Mit dem angefochtenen Straferkenntnis wurde dem Beschuldigten, L., spruchgemäß nachfolgender Sachverhalt zur Last gelegt:
?Sie haben als das gemäß § 9 Abs1 VStG zur Vertretung nach außen berufene Organ der zulassungsbesitzenden (Punkt 1) bzw befördernden (Punkt 2 bis 4) Firma ?L.? nicht für die Einhaltung der gesetzlichen Bestimmungen gesorgt, da am 14.4.1999 um 10.15 Uhr in Innsbruck, Autobahn A 13, Zenzenhof, beim LKW EBE- (und Anhänger EBE-), der mit folgenden Gütern beladen war:
- 54 Kisten aus Pappe, Parfümerieerzeugnisse, Kl 3 Z 5b ADR, UN-1266, brutto 8.695 kg
festgestellt wurde, dass die Fahrzeugkombination gelenkt wurde,
1. obwohl nicht die gesamte erforderliche Schutzausrüstung mitgeführt wurde, da die laut schriftlicher Weisung erforderliche Augenspülflasche mit reinem Wasser fehlte,
2. obwohl nicht die gesamte erforderliche Schutzausrüstung mitgeführt wurde, da die laut schriftlicher Weisung erforderliche Augenspülflasche mit reinem Wasser fehlte,
3. obwohl kein den Vorschriften entsprechendes Beförderungspapier mitgeführt wurde, da die Konformitätserklärung fehlte und
4. obwohl der Lenker nicht von der ?schriftlichen Weisung? in Kenntnis gesetzt wurde.?
Dadurch habe er folgende Vorschriften verletzt:
Zu 1) § 6 Abs2 iVm § 13 Abs5 GGBG u RN 10.260 litd ADR
Zu 2) § 7 Abs2 Z7 iVm Z8 GGBG u RN 10.260 litd ADR
Zu 3) § 7 Abs2 Z7 iVm Z8 GGBG u RN 10.381 Abs1 lita ADR u RN
2.0002 Abs9 ADR
Zu 4) § 7 Abs2 Z6 GGBG
Weshalb über ihn folgende Geldstrafen gemäß den angeführten Bestimmungen verhängt wurden:
Zu 1) S 1.000,-- gemäß § 27 Abs2 Z13 GGBG
Zu 2) S 10.000,-- gemäß § 27 Abs1 Z1 GGBG
Zu 3) S 10.000,-- gemäß § 27 Abs1 Z1 GGBG
Zu 4) S 10.000,-- gemäß § 27 Abs1 Z1 GGBG
Weiters wurde der Berufungswerber zur Zahlung eines Beitrages zu den erstinstanzlichen Verfahrenskosten in Höhe von insgesamt S 3.100,-- verpflichtet.
Dagegen hat der Berufungswerber durch seinen ausgewiesenen Rechtsvertreter Berufung erhoben und darin im Wesentlichen ausgeführt, dass es in der gesamten Rechtsordnung der Bundesrepublik Deutschland den Begriff ?Zulassungsbesitzer? überhaupt nicht gebe.
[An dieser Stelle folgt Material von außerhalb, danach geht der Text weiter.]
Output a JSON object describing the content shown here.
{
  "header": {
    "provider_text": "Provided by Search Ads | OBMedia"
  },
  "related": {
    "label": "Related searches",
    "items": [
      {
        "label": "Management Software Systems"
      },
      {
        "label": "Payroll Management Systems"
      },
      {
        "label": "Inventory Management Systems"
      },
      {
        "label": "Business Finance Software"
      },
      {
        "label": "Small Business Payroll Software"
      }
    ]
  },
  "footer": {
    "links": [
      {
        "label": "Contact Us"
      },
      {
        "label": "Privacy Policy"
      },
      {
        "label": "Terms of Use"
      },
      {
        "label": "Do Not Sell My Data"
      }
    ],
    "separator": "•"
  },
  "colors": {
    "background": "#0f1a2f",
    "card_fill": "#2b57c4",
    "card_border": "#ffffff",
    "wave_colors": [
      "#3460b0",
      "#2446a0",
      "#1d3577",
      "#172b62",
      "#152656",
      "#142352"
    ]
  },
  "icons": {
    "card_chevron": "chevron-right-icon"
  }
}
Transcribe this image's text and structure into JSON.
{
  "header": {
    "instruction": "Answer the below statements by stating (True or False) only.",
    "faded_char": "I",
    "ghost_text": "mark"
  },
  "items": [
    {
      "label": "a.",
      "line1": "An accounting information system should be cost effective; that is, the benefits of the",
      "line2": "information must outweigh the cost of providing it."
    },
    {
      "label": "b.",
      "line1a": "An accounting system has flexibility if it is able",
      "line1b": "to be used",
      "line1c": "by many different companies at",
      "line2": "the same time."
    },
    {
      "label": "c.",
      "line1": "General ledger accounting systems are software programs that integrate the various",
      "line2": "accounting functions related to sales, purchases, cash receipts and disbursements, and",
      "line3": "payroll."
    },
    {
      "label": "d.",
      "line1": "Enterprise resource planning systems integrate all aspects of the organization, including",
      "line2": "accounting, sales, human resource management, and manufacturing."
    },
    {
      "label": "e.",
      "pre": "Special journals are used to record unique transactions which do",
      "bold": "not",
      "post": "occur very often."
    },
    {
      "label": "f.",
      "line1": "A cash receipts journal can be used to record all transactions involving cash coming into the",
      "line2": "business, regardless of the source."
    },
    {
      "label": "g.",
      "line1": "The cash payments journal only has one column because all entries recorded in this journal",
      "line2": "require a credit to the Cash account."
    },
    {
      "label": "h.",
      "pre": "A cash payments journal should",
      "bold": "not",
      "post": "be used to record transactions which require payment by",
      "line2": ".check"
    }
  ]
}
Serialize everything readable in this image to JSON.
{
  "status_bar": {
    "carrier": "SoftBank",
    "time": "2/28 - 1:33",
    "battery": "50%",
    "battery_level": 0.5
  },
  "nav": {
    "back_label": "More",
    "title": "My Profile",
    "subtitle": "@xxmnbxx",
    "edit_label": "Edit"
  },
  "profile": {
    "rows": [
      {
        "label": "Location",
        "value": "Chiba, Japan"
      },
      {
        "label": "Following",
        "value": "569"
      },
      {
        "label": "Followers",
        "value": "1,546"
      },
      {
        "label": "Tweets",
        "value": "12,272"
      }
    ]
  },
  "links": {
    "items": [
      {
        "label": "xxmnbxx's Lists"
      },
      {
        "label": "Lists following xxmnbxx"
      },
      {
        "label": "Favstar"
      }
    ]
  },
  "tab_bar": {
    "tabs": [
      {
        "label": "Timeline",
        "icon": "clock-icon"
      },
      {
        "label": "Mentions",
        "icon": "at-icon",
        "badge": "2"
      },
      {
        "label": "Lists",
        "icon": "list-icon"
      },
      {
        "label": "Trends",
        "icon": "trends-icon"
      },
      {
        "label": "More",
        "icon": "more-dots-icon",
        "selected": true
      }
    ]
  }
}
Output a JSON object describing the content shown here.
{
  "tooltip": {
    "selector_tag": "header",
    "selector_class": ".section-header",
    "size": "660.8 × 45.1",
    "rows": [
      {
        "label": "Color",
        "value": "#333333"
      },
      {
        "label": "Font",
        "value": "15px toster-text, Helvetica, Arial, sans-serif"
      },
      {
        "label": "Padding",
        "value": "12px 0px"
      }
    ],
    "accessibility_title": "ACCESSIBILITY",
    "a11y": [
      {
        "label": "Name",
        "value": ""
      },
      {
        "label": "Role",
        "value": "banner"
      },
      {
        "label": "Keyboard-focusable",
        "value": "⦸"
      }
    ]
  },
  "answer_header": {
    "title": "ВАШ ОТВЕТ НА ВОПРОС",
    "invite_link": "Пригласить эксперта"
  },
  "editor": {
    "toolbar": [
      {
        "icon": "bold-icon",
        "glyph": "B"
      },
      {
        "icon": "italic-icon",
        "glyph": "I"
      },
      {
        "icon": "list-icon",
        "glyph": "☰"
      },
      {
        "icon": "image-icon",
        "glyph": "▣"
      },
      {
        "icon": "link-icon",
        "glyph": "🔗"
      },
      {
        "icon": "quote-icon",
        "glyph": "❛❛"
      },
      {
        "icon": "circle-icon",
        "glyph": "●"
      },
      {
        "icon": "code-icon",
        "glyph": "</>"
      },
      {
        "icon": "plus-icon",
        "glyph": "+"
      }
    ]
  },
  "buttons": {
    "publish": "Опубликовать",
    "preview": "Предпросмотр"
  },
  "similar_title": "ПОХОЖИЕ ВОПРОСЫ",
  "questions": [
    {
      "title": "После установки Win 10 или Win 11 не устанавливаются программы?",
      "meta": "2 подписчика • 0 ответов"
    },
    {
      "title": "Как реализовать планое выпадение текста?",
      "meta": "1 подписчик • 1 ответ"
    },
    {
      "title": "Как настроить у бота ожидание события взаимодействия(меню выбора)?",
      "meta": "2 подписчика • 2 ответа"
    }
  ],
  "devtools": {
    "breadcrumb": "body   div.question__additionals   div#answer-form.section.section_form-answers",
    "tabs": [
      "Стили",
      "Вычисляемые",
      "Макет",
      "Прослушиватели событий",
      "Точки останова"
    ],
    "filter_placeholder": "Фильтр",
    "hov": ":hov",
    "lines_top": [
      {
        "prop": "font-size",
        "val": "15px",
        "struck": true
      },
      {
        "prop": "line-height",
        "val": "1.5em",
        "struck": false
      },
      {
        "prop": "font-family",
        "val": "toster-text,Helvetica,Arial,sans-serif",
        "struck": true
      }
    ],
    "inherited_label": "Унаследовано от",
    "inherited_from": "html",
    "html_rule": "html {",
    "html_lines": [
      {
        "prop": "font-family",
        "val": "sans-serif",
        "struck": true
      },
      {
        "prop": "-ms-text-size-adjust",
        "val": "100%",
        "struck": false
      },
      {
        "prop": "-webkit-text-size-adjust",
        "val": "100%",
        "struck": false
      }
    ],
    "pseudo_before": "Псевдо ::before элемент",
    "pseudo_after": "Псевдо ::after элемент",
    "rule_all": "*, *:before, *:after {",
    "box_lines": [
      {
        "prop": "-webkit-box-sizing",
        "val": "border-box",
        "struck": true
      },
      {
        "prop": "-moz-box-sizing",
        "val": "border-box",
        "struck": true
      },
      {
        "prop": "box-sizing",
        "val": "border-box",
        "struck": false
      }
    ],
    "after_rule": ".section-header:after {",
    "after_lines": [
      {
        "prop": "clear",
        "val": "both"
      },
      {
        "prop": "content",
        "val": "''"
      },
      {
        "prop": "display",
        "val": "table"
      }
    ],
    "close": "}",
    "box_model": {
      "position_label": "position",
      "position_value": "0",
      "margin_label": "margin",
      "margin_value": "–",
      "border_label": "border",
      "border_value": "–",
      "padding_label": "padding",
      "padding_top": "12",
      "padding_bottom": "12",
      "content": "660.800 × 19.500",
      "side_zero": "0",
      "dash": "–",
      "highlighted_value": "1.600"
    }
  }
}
Das dem österreichischen Zulassungsschein vergleichbare Fahrzeugpapier trage dort die Bezeichnung ?Fahrzeugschein?. Da es sohin für den gegenständlichen LKW keinen Zulassungsbesitzer geben würde, könne der Berufungswerber auch nicht gemäß § 9 Abs1 VStG für die angeblichen Verwaltungsübertretungen zur Verantwortung gezogen werden. Es sei aber davon auszugehen, dass der Berufungswerber als handelsrechtlicher Geschäftsführer der L. vom Ort des Sitzes der genannten Gesellschaft aus handle. Dieser liege allerdings unzweifelhaft in der Bundesrepublik Deutschland. Im Lichte der höchstgerichtlichen Judikatur handle es sich bei den Delikten wie dem gegenständlichen um keine Erfolgsdelikte, weil ein solcher nicht zu Verwirklichung des Tatbildes gehöre. Ausgehend davon könne somit nicht von einer Begehung der vermeintlichen Verwaltungsübertretungen im Inland gesprochen werden und sei der Berufungswerber auch aus diesem Grunde nicht im Sinne des § 2 Abs1 VStG strafbar.
Abschließend wurde in diesem Rechtsmittel nach Durchführung einer öffentlichen mündlichen Berufungsverhandlung die Einstellung des Verwaltungsstrafverfahrens beantragt.
Dieser Berufung kommt Berechtigung zu.
Auf Grund des erstinstanzlichen Verwaltungsstrafaktes steht nachfolgender entscheidungswesentlicher Sachverhalt als erwiesen fest:
Der im Spruch des angefochtenen Straferkenntnisses festgestellte Sachverhalt wurde von RI D. und RI G. von der Bundespolizeidirektion Innsbruck (Verkehrsabteilung - Gefahrengutgruppe), anlässlich einer am 14.4.1999 in Innsbruck, Autobahn A 13 Zenzenhof, durchgeführten Kontrolle festgestellt und in der Anzeige der Bundespolizeidirektion Innsbruck, Verkehrsabteilung - Gefahrengutgruppe, vom 30.4.1999, Geschäftszahl ST-V.4182/99-D, festgehalten.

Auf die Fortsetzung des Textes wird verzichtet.